La stratégie d’Apple : cap sur l’Inde
À l’inverse, la stratégie d’Apple s’est concentrée sur la diversification de sa production, s’éloignant des fournisseurs chinois au profit de l’Inde, qu’elle considère à la fois comme un carrefour d’assemblage majeur et un marché prometteur.
Ce changement a débuté en 2017, avec la production d’appareils iPhone dans le pays. En étendant ses opérations en Inde, Apple vise à réduire sa dépendance à la fabrication chinoise, atténuant ainsi les risques liés aux tensions géopolitiques, à la concentration du marché et aux potentielles perturbations de la chaîne d’approvisionnement. Conformément à l’approche d’économie d’affinité, l’Inde représente un marché vaste et en croissance pour les produits Apple : sa population est importante et jeune, les revenus disponibles augmentent et la pénétration grandissante des téléphones intelligents offre un important potentiel de croissance. De plus, le gouvernement indien a introduit divers incitatifs pour attirer les investissements étrangers, notamment le programme des incitations liées à la production, qui bénéficie à des entreprises comme Apple.

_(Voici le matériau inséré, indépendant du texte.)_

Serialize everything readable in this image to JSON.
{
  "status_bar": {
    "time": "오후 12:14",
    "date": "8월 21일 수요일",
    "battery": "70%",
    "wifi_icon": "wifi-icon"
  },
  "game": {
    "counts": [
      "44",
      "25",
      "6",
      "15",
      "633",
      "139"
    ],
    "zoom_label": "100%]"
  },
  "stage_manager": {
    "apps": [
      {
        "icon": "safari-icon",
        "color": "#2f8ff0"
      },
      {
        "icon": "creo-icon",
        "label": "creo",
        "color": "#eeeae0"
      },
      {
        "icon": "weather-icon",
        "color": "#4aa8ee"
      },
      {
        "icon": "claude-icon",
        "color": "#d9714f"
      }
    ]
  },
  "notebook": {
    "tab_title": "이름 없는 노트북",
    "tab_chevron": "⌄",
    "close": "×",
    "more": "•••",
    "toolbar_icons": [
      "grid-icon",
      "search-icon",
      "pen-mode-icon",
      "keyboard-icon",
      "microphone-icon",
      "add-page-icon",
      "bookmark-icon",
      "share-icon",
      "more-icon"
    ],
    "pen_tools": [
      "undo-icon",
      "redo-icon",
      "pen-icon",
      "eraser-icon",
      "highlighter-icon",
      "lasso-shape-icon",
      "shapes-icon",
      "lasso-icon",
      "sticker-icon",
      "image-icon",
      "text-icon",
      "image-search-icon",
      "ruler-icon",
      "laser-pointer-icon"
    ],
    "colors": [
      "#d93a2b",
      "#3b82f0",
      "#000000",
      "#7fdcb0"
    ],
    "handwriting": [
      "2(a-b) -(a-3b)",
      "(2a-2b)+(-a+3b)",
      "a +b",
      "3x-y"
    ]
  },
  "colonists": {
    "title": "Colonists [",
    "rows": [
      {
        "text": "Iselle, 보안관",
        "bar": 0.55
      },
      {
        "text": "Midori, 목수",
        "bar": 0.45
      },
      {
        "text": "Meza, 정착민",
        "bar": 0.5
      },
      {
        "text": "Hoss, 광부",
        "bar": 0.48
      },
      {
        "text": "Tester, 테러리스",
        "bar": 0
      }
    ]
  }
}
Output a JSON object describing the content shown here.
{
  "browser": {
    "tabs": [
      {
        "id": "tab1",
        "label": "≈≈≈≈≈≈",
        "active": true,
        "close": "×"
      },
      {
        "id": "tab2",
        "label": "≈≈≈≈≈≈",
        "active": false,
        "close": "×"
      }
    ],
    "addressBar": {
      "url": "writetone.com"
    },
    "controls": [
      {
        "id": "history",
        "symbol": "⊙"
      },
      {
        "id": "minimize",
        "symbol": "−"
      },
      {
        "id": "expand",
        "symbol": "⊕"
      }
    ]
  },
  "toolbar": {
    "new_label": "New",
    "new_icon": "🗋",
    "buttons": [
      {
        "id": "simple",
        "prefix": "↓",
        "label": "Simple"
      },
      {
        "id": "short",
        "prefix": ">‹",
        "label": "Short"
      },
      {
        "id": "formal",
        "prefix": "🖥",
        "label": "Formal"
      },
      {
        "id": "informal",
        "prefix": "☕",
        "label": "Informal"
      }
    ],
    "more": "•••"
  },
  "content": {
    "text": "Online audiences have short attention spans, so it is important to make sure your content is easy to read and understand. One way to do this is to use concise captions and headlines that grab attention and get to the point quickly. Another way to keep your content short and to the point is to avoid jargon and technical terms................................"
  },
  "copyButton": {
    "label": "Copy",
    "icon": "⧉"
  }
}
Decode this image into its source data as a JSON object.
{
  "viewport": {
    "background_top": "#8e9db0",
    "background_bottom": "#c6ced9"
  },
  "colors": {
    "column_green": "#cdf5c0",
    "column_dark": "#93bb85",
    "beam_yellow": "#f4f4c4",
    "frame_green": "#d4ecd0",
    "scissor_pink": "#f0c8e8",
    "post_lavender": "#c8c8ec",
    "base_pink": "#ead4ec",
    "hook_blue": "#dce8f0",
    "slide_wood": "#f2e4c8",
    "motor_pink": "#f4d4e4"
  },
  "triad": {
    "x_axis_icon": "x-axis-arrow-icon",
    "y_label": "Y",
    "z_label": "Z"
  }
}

Bien qu’environ 14 % des iPhone soient maintenant produits en Inde, il est important de noter qu’Apple dépend toujours de ses fournisseurs chinois historiques, comme Hon Hai (Foxconn), qui étendent leurs opérations en Inde. Malgré les efforts de diversification, la nature interconnectée de la production mondiale rend presque impossible la rupture complète des liens avec les fournisseurs chinois établis, car ils continuent de jouer un rôle significatif, même dans les nouveaux pôles de production.
Concilier efficacité économique et sécurité face à un nouveau défi mondial
Alors que les entreprises et les pays réévaluent leurs chaînes d’approvisionnement mondiales, la relocalisation et l’économie d’affinité s’imposent comme des réponses pragmatiques aux défis posés par un paysage géopolitique en mutation. Si une démondialisation totale reste improbable, la mondialisation sélective permet aux économies d’équilibrer l’efficacité des coûts avec la sécurité d’une chaîne d’approvisionnement résiliente.
Les relations sino-américaines continueront d’influencer les dynamiques du commerce mondial, à mesure que les pays réévaluent leurs dépendances et recherchent des partenariats de rechange. Les stratégies d’économie d’affinité permettent aux entreprises d’atténuer les risques tout en préservant les avantages économiques de la mondialisation. Dans cet environnement en évolution, comprendre l’équilibre entre coût, sécurité et commerce fondé sur les alliances devient essentiel pour les entreprises confrontées à la complexité des chaînes d’approvisionnement mondiales.